Dr. Michaelis: Over the course of the last 12 months, ASH has archived most of the COVID-19 Resources webpage. These resources are no longer kept up to date, a practice that proved remarkably difficult with the evolution of disease phenotype due to viral mutations and with rapid and heterogeneous research. Peer-reviewed publications with mature data from randomized clinical trials or large meta-analyses have become available to address clinical questions more appropriately. For anyone interested in the history of the recommendations, however, they are accessible. I think we all can attest that the effort was incredibly educational. I, for one, came to realize the responsibility of having a real-time reference: The work it takes to keep things current is considerable, and the downside of having out-of-date information is substantial. I think we all were also struck by the fact that, in the absence of rigorous data, expert opinion becomes extremely sought-after.

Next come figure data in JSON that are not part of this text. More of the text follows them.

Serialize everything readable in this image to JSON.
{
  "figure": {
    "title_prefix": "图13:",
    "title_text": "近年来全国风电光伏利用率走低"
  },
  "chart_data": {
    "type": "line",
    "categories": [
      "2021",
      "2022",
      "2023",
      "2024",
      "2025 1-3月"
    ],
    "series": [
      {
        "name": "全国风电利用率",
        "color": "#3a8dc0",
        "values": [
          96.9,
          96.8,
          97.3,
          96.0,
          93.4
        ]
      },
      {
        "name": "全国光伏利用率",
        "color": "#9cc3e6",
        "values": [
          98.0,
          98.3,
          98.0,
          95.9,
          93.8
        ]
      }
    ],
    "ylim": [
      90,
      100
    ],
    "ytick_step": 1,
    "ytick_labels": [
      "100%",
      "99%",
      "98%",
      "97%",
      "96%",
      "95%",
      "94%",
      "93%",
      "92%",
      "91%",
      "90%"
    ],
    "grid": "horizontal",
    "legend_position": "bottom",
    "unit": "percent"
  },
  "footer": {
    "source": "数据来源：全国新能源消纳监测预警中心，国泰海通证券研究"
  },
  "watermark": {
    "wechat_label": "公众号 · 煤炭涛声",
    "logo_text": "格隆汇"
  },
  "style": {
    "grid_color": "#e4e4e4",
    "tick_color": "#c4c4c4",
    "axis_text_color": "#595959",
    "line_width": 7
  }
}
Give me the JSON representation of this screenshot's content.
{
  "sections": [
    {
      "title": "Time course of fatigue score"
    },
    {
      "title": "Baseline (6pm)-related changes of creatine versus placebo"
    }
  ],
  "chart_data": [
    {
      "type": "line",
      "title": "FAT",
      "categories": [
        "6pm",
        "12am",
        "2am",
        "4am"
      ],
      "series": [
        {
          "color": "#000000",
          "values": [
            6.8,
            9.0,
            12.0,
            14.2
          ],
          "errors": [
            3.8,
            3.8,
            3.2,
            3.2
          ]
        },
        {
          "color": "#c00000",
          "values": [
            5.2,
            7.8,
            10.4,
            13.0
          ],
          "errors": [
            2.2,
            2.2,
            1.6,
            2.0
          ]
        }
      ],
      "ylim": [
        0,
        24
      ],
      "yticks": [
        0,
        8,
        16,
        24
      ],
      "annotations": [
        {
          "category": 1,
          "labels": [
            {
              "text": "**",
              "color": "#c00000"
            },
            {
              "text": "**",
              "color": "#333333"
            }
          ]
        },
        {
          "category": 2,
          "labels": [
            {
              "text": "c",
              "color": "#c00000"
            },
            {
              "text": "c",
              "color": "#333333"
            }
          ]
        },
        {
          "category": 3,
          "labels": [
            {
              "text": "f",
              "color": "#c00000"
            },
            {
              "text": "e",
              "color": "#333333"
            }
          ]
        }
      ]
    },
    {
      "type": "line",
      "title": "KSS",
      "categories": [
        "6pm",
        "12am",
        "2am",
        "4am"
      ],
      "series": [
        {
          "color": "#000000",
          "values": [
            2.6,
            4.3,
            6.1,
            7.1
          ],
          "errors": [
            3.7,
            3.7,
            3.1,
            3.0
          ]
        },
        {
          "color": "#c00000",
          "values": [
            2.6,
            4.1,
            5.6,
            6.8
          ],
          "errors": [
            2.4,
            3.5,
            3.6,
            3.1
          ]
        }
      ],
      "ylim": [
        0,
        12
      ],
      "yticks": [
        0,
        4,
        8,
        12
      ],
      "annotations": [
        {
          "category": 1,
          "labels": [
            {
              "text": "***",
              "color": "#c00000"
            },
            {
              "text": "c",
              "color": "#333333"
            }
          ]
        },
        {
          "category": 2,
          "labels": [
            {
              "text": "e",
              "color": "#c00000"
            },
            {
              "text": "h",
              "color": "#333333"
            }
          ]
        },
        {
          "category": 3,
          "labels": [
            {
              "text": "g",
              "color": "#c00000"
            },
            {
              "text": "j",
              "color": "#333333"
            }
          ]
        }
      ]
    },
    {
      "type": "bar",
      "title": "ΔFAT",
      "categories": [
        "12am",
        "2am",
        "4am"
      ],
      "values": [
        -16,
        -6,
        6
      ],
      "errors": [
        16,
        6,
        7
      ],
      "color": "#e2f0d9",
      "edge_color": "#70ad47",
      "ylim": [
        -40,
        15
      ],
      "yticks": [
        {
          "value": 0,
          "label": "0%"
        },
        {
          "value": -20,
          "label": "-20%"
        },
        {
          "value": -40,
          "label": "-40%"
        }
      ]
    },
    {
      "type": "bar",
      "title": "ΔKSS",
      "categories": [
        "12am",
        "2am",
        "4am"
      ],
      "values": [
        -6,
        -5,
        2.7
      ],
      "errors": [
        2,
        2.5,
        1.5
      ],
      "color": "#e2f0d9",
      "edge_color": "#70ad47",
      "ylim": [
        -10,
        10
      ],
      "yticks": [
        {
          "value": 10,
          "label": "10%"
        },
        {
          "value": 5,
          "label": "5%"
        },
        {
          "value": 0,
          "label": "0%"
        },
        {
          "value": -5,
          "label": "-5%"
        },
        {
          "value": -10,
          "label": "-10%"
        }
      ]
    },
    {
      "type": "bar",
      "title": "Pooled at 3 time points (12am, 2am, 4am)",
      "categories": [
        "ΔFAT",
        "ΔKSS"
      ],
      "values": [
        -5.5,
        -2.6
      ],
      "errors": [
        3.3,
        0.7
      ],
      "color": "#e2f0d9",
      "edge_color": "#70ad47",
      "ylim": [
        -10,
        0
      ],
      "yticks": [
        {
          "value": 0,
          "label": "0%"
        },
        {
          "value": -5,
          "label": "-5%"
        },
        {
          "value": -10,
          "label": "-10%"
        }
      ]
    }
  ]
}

While the pandemic revealed gaps and realized some of our worst fears, it also revealed strengths and inspiration. We needed to lean on each other and learn from one another, resulting in striking cooperation throughout work on the FAQs and other materials produced for the webpage. The normal competitiveness of academic research sometimes inhibits this type of cooperation. ASH, as a professional society, could be nimble and tap into its vast community of hematologists to contribute meaningfully from the earliest days. Before March 2020, I was naïve to the potential of a group like this. But, in the face of this pandemic, ASH was able to provide the infrastructure, expertise, funding, staff, and — maybe most importantly — enthusiasm to link together experts, physicians, and policy-makers in a rapid and highly professional way. I know that I speak for all of us when I say how lucky I feel to have been part of the ASH team during such an unprecedented challenge.